St. Tönis: Turnerschaft-Frauen brechen Fluch

Handball : Turnerschaft-Frauen brechen Fluch

In der Handball-Nordrheinliga haben die St. Töniserinnen erstmal gegen Treudeutsch mit 35:27 einen Sieg eingefahren.

Im Nordrheinligaspiel der Frauen zwischen Treudeutsch Lank und der Turnerschaft St. Tönis laufen die letzten Sekunden und Doreen Topel von St. Tönis setzt zum letzten Wurf auf das gegnerische Tor an. Der Ball geht daneben und die Schlusssirene ertönt. Was folgte ist jedoch kein Frust über den Fehlwurf, sondern ein ausgelassener Jubel der Mannschaft von Trainerin Miriam Heinecke. 35:27 lautete nämlich das Endergebnis auf der Anzeigetafel und damit auch die offizielle Bestätigung, dass die Turnerschaft-Frauen durchaus gegen Lank gewinnen können.

Die St. Töniserinnen ließen von Beginn an keinen Zweifel aufkommen, dass sie gewillt waren dem Niederlagenfluch gegen Treudeutsch ein Ende zu setzen. Neuzugang Mariko Ikeda eröffnete mit dem 1:0 nach 36 Sekunden den Torreigen und bevor sich Lank versah stand es schon 4:0. Diese schnelle Führung bildete unter anderem eine Grundlage zum späteren 20:14-Halbzeitstand für St. Tönis. „Das war mit Abstand die beste erste Halbzeit, die meine Mannschaft je gespielt hat“, schwärmte Heinecke nach dem Schlusspfiff. Und mit ihrer Äußerung übertrieb sie bei weitem nicht. Auf dem Feld zeigten sich ihre Schützlinge als ein harmonisiertes Ganze, bei dem die Spielzüge in einem perfekten Zusammenspiel klappten, immer wieder wurden Stoßbewegungen gegen den Gegner gesetzt und die aufkommenden Chancen sicher ausgenutzt.

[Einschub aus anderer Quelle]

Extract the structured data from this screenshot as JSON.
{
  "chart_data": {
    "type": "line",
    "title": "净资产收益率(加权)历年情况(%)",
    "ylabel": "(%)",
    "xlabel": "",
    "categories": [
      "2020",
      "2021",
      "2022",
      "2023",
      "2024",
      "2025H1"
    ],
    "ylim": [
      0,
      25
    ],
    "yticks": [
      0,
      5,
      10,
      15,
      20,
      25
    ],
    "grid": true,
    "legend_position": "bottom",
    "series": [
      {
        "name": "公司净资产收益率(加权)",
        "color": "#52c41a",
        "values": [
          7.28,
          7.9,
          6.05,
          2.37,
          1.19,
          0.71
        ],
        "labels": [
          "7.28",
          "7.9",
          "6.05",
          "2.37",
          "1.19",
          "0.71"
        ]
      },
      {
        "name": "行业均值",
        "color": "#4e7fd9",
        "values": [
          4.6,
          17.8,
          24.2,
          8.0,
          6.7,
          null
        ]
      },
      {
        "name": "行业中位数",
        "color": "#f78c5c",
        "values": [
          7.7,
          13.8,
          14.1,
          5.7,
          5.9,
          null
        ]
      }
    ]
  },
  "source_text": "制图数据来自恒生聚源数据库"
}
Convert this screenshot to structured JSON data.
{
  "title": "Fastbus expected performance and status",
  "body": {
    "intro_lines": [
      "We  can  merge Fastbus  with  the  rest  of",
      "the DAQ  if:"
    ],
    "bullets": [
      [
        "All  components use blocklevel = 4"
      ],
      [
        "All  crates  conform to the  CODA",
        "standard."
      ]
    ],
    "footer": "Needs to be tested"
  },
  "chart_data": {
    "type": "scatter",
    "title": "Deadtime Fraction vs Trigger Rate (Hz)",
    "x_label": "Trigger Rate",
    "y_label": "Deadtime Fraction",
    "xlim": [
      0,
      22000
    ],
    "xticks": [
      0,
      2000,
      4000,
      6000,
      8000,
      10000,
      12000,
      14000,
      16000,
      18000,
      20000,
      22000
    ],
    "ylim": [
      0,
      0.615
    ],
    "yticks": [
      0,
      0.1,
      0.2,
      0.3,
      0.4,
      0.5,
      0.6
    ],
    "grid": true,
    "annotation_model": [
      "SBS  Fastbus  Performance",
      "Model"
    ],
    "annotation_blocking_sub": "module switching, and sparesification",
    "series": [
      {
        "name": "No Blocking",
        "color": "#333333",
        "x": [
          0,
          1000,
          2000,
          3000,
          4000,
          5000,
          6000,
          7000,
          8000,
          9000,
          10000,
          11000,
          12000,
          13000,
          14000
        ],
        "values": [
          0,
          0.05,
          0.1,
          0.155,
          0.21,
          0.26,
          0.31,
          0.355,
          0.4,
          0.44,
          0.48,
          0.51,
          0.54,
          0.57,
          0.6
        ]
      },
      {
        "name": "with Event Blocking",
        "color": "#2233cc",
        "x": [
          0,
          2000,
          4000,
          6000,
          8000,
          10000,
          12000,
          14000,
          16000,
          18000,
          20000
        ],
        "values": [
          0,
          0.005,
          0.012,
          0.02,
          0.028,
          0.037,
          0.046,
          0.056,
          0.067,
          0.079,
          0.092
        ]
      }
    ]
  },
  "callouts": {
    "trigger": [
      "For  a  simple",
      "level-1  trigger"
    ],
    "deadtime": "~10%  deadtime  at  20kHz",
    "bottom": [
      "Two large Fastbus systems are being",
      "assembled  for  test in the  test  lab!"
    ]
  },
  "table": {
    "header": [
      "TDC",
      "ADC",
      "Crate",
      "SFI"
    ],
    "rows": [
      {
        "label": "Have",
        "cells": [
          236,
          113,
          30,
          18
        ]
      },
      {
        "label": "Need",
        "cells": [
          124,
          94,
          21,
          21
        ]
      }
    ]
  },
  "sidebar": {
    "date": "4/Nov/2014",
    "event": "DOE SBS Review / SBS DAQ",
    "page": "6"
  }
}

In der Halbzeitpause war Heinecke dann bewusst, dass es im zweiten Durchgang durchaus anders ablaufen könnte. „Ich habe meine Spielerinnen darauf aufmerksam gemacht, das eventuell unsere Kondition nicht ganz ausreichen würde“, sagt Heinecke. Zu Beginn der zweiten Halbzeit drückte Lank auf das Tempo und den Anschluss nicht zu verpassen. Doch sie hatten nicht damit gerechnet, dass Turnerschaft dem Stand hält und sich nicht verunsichern ließ. Eher das Gegenteil war der Fall, denn St. Tönis holte clever Freiwürfe heraus und machte ohne hektisch zu werden auch die Räume in der Abwehr zu. Lank sah sich vermehrt gezwungen auf Manndeckung zu gehen. Für Turnerschaft war dies mit viel Laufarbeit verbunden, wenn es einen Ballverlust gab hieß es schnell nach hinten zu kommen, was auch immer wieder gelang. Lank blieb bis zum Schluss zwar immer wieder gefährlich, hatte aber mit St. Tönis diesmal einen Gegner, der einen Ticken besser war. „Das war heute Frauen-Handball vom feinsten“, zog Heinecke letztendlich ein Fazit.